I haven't completely tracked it down, but for me, it seems to
be the initrd *build* that is the problem, rather than the kernel
booting the initrd.
My initrd is ext2, uses busybox as init (not using linuxrc or
pivot_root) - it is booted over the network using the pxelinux
boot loader (part of Peter Anvin's syslinux package.)
I take the same set of files and convert them into an initrd
multiple times. Some of the images will boot (every time) and
some won't - ever.
When they don't boot, the last messages on the console are:
RAMDISK: Compressed image found at block 0
Freeing initrd memory: 1197k freed
VFS: Mounted root (ext2 filesystem).
Freeing unused kernel memory: 388k freed
and then the system just hangs. When it works, the messages are
identical up to that point but continue...
init started: BusyBox v0.51 (2001.04.25-13:32+0000) multi-call binary
(etc.)
I have a complete set of files and dev nodes for the initrd in
./rootfs. They add up to about 3 MB. Nothing too unusual - busybox,
glibc 2.1.3, etc.
My build system kernel is 2.4.16, has the standard 4 MB ramdisk,
and I use the following script to create the initrd:
#!/bin/bash
rm -rf initrd.gz
umount /dev/ram
mke2fs -m0 /dev/ram 4000
mount -t ext2 /dev/ram /mnt/ramdisk
cp -a rootfs/* /mnt/ramdisk
umount /dev/ram
dd if=/dev/ram bs=1k count=4000 of=initrd
gzip initrd
If I run this script several times, the resulting "initrd.gz"

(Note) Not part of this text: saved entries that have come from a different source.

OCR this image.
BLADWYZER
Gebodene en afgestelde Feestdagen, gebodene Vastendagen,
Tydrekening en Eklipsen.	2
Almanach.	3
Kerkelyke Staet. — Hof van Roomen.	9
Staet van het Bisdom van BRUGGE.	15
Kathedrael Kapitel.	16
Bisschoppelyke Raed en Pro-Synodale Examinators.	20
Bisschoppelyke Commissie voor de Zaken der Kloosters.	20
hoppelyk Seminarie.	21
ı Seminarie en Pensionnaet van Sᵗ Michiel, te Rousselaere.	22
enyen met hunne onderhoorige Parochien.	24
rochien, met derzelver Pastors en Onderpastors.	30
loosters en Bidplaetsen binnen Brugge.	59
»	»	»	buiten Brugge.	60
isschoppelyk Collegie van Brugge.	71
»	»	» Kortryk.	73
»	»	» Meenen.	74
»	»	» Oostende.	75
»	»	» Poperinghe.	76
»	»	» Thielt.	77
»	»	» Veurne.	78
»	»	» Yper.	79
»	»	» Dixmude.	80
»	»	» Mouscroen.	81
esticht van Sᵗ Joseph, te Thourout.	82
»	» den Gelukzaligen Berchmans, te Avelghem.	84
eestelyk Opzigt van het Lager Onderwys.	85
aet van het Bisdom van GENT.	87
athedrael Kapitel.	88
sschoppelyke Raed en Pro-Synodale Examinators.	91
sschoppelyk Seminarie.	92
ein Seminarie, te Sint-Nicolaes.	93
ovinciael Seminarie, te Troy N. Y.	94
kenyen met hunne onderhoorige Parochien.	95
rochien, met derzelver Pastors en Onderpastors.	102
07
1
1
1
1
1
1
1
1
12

files are different each time (of course - different timestamps
and file ordering in the image). They are all about 1.2 MB.
Some of them boot and some of them don't. I can take a non-working
image, gunzip it, dd it back to the ramdisk, mount it, and
recursively diff it against the original rootfs and find nothing
wrong.
I thought this was a 2.4 kernel bug until I found that my older
2.2.19 kernel works or fails on the same initrd.gz files as the
new 2.4.16 kernel.
But I never used to have this problem when I built initial
ramdisks (using the *same* script and *same* files) under 2.2.19,
so maybe the problem is that creating initrd's on 2.4.x is buggy?
The other variable is I used to build them with Mandrake 7.2,
I've since upgraded to Mandrake 8.1. Perhaps the problem is the
version of gzip I use, or something else in the distribution.
Anyway, I hope to track this down today.
Very weird, and _very_ annoying. Wasted 4 hours on this Friday.